Witty, insightful, poignant and thought-provoking, for men of a certain age Marcus Berkmann’s book provides a useful compass with which to navigate those twilight years, with humour rather than resignation, grace rather than grumpiness. Should be compulsory reading for all men with the potential to age predictably.
This was a random choice on my part, with which to fill the waiting times that accompany jury service. But, if I say so myself, an excellent choice, brimming with likable, if somewhat flawed characters, set in a wonderfully familiar 1960s onwards. Not since ‘Fever Pitch’ and the well thumbed pages describing West Ham’ s FA Cup triumph over Hornby’ s beloved Arsenal have I felt so warmly nostalgic and thankful to have been there.
This book follows the journey of fictional rising TV star Sophie Straw, but it is the clever background use of programmes such as ‘Till death us do part’ and ‘Steptoe and son’, which gave the novel depth and for this reader an added affinity with the central ‘cast’. The clothes, activities, people and cultural norms all seemed so gloriously yesteryear, sympathetically described by the author and diligently reflecting the seemingly dated expectations of the time. This is no retrospective critique, but rather a wonderful observation of the period with its sometimes bizarre conventions, seen through the eyes of a young northern woman drawn to London in search of a better future. I thoroughly enjoyed the storyline and commend Nick Hornby for his deft handling of the relationships weaving together a very compelling read.
The word ‘superb’ is not one I bandy about lightly, but it seems eminently appropriate for “The Book Thief” by Marcus Zusak.
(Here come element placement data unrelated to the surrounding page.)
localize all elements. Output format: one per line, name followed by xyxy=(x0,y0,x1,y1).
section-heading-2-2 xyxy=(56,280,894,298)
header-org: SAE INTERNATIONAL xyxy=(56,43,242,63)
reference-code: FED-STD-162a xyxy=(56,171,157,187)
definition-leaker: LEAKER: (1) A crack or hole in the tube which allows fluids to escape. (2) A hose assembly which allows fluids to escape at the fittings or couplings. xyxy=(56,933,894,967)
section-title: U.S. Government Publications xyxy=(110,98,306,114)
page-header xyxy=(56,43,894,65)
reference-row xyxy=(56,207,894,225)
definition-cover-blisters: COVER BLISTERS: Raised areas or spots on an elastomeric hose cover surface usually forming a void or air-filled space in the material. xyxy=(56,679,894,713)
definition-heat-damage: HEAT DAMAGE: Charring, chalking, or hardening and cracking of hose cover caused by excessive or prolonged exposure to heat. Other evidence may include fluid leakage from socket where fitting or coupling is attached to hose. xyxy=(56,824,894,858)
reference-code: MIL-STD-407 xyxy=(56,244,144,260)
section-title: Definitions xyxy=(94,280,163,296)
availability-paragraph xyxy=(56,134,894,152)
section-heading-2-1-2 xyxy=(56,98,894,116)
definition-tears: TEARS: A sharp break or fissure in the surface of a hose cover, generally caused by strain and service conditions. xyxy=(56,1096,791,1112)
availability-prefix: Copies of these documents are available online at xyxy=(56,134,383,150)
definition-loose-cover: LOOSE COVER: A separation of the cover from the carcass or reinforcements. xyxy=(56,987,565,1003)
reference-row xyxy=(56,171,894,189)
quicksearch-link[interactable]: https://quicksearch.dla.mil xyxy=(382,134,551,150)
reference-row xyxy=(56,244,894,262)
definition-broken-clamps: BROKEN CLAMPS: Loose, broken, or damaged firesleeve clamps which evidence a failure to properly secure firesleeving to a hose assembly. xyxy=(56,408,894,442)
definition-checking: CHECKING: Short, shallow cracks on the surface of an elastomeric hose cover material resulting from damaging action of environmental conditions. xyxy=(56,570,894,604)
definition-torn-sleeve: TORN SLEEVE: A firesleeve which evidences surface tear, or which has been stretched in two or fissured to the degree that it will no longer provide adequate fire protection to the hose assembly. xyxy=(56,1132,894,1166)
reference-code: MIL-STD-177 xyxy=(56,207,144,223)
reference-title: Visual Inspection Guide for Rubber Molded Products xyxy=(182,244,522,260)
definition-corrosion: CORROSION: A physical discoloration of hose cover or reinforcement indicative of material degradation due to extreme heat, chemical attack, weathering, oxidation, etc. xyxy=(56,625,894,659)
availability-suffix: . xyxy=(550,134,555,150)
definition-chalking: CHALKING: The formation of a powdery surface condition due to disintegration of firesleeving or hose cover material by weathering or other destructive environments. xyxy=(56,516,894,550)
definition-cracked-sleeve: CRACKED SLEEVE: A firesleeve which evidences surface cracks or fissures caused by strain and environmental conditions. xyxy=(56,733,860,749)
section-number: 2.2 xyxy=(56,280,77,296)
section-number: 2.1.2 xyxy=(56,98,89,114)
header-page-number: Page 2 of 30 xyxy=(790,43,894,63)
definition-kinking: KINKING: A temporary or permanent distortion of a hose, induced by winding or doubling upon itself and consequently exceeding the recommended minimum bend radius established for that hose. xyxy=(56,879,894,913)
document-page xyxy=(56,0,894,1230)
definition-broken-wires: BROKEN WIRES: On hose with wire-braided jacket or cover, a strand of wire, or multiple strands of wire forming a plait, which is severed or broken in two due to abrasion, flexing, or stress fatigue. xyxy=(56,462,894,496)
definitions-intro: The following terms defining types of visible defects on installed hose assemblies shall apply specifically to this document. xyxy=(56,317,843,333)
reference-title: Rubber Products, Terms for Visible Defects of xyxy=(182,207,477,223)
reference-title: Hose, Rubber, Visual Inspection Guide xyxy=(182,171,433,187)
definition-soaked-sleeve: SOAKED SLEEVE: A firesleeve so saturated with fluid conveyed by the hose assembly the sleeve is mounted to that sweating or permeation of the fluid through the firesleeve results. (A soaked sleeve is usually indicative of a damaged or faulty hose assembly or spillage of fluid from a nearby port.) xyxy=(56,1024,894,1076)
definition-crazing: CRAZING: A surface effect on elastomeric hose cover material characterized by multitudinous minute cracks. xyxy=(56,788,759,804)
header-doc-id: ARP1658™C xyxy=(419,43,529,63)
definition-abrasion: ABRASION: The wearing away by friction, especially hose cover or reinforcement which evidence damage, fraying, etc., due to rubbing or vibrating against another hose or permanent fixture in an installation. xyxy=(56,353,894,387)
Not only is it inventive in the use of Death as a narrator, which adds a peculiar perspective to the story and confers so much more than a simple device, but the plot and characters are truly compelling. Just when I might have thought the rich seam of World War II had been overworked, comes this beautifully crafted book, which teases at loose threads of this global human tragedy and gradually unpicks the experience of a unique individual, her foster parents and the street and town in which they lived. That the street and characters are German and shaped by the familiar trajectory of the conflict is intriguing. That human frailties and blessed courage know no national boundaries, yet flourish at the individual level, is fascinating. The gloriously flawed heroine, Liesel, is a child, but nonetheless challenges stereotypes and her arbitrary circumstances, not saintly, but indomitable, funny yet deep. Meanwhile, the disparate array of relationships between Liesel and her parents, neighbours, asylum-seeker and benefactor sow the seeds of sadness, frustration, admiration and despair in equal measure. The impact of man’s folly is clearly shown in war and is perhaps felt most keenly by the poor and yet the author also casts a hopeful light on the resilience of the human spirit and without sentimentality the possibility of greater things. A wonderfully poignant read to ponder.